Sci-Fi: Edge Of Heaven by RB Kelly
Liberties Press, €13.99
There's a plague coming, and it promises to be a "perfect storm of biological genocide". That's bad news for the citizens of Creo, a city of some 100 million people in France in the not-too-distant future, which already suffers from being shut off from all sunlight.
Among that multitude of souls is Danae Grant, a so-called "a-naut", or "semi-autonomous artificial" lifeform who may have the cure. But will anyone listen to someone who isn't even human?
Belfast author RB Kelly's debut novel took her more than 20 years to complete - she wrote the first draft when she was only 15 and it's been through multiple versions since - and it touches on many familiar science fiction themes.
What, if anything, is the difference between natural and artificial intelligence? What does the future hold for mankind on a planet whose precious resources they've poisoned and exploited?
There's nothing here that hasn't been explored before, but it is undoubtedly refreshing to see a new Irish writer plunging right in to the big questions.
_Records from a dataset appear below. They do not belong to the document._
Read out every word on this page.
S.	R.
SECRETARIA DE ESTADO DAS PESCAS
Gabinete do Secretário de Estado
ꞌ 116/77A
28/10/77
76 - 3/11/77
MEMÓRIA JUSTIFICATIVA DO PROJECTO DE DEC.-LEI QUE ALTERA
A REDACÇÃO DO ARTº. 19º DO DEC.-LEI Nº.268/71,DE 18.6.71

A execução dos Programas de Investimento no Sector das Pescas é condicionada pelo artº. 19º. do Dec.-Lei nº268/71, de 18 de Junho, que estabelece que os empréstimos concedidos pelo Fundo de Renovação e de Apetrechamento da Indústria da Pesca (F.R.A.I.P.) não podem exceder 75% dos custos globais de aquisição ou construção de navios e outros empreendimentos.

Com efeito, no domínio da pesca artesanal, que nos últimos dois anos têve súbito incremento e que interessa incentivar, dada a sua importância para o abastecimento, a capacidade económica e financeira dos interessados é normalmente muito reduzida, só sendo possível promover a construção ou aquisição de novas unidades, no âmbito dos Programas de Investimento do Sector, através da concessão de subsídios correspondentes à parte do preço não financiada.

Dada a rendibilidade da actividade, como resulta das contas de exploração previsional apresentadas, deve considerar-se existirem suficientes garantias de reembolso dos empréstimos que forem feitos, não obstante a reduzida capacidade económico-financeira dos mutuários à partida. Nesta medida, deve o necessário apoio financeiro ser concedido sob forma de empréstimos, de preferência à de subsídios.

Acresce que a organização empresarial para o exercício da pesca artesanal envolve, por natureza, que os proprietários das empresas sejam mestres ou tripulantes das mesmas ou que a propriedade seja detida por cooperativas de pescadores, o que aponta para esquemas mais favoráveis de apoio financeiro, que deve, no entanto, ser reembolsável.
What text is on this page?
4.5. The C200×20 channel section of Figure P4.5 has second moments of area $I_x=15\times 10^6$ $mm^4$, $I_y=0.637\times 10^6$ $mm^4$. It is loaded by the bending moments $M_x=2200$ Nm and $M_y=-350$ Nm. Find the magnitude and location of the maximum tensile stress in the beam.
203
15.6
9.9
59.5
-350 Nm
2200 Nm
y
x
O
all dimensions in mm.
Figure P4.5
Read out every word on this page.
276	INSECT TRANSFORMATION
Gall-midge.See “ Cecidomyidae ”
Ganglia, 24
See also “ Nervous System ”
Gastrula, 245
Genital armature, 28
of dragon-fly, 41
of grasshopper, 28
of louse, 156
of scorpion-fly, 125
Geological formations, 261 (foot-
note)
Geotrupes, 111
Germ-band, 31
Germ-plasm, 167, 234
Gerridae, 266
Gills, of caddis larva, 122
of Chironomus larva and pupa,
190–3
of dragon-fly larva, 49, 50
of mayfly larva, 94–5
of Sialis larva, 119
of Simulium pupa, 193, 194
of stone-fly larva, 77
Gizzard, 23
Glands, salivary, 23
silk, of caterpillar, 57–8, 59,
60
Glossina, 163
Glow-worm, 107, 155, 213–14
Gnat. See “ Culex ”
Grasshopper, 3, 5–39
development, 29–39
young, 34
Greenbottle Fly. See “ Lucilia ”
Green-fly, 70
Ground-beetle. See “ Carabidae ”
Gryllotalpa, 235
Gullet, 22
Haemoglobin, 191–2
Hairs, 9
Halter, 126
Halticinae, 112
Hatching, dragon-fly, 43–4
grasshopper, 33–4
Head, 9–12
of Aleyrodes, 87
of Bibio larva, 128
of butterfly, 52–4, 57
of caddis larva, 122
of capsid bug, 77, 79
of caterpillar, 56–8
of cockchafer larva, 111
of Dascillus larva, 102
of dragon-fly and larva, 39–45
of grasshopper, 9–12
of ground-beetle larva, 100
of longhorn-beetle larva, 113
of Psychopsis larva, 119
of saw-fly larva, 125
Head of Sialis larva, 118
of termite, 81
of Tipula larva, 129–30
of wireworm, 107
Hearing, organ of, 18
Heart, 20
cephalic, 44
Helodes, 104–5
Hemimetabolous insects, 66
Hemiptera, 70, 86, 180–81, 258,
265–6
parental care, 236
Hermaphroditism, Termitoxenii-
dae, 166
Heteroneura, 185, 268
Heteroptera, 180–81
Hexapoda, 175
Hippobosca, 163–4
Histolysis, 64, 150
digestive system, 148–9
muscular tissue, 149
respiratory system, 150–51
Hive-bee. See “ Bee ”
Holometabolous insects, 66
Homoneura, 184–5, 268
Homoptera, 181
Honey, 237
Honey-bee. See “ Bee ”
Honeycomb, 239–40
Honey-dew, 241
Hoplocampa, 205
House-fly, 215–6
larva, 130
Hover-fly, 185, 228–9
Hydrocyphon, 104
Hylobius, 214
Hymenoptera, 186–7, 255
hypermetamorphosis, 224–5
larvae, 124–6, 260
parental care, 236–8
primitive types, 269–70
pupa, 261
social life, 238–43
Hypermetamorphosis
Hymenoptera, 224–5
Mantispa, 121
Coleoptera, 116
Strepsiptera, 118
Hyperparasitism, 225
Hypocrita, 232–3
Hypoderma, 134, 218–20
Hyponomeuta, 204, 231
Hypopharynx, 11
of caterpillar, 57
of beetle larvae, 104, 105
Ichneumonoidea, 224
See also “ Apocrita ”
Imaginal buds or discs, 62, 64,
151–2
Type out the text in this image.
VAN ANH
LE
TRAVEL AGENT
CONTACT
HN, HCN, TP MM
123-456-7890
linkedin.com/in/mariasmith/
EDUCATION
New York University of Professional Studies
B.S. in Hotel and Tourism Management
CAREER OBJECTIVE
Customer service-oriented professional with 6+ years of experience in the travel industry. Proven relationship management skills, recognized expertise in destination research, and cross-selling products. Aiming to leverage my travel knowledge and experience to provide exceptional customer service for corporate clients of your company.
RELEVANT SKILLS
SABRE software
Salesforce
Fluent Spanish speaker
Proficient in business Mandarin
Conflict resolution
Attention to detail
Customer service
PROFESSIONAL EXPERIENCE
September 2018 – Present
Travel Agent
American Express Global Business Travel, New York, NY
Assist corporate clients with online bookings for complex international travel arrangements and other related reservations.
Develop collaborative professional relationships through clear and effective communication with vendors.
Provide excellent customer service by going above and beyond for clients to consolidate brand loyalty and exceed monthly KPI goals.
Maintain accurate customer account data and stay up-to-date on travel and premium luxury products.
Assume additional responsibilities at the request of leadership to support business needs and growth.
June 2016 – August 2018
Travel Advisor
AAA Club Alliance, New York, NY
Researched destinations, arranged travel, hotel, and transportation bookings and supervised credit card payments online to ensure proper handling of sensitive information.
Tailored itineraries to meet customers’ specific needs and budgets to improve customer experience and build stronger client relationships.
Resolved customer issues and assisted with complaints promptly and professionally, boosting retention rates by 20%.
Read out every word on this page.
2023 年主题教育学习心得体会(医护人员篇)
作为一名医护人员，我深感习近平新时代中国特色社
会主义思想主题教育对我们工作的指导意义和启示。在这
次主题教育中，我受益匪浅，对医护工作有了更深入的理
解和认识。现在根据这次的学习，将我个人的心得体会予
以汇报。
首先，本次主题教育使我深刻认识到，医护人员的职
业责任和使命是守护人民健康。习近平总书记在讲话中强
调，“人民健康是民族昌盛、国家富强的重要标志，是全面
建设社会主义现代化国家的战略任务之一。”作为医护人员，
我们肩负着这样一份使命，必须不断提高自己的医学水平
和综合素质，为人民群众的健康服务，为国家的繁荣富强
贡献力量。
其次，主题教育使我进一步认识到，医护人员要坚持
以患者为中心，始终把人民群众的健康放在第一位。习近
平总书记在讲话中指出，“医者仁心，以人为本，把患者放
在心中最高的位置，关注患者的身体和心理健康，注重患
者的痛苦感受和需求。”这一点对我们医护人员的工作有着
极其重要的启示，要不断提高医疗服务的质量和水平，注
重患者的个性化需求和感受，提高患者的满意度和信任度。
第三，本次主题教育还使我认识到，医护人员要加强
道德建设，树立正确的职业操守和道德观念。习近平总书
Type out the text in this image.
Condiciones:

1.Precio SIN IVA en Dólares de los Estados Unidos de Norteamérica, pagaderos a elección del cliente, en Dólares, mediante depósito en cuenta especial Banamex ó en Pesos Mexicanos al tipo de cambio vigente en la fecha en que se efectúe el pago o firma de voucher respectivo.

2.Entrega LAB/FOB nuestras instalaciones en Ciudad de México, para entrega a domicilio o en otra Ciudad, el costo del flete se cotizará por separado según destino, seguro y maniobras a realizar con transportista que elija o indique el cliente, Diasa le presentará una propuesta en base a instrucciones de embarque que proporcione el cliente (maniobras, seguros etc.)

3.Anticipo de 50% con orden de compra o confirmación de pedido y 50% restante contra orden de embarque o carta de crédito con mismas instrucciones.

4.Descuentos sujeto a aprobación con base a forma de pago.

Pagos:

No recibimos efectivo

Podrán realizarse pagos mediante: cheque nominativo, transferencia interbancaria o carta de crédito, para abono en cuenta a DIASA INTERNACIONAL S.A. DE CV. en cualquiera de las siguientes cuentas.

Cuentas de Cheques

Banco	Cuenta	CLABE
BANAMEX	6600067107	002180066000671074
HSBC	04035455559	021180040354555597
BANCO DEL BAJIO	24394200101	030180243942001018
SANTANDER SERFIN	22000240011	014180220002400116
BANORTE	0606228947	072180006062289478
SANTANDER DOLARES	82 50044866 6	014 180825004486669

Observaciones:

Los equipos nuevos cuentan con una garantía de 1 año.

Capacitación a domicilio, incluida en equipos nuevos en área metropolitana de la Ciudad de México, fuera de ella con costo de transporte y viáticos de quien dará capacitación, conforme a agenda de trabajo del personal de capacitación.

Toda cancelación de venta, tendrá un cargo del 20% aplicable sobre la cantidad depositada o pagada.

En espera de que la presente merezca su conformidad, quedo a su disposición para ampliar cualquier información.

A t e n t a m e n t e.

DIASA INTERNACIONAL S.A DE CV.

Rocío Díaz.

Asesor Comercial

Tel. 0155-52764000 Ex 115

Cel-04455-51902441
Homegrown fiction tends to the naturalistic and realistic rather than the fantastical. Kelly is part of a growing generation of younger Irish writers, such as Kevin Barry of City Of Bohane fame, who are daring to try something radically different.
Unfortunately, it's also rather a confusing book, with many passages so densely written that reading becomes a test of endurance. A ruthless editor might have been able to pare back the excesses and indulgences and find the shiny nugget of story at the novel's heart.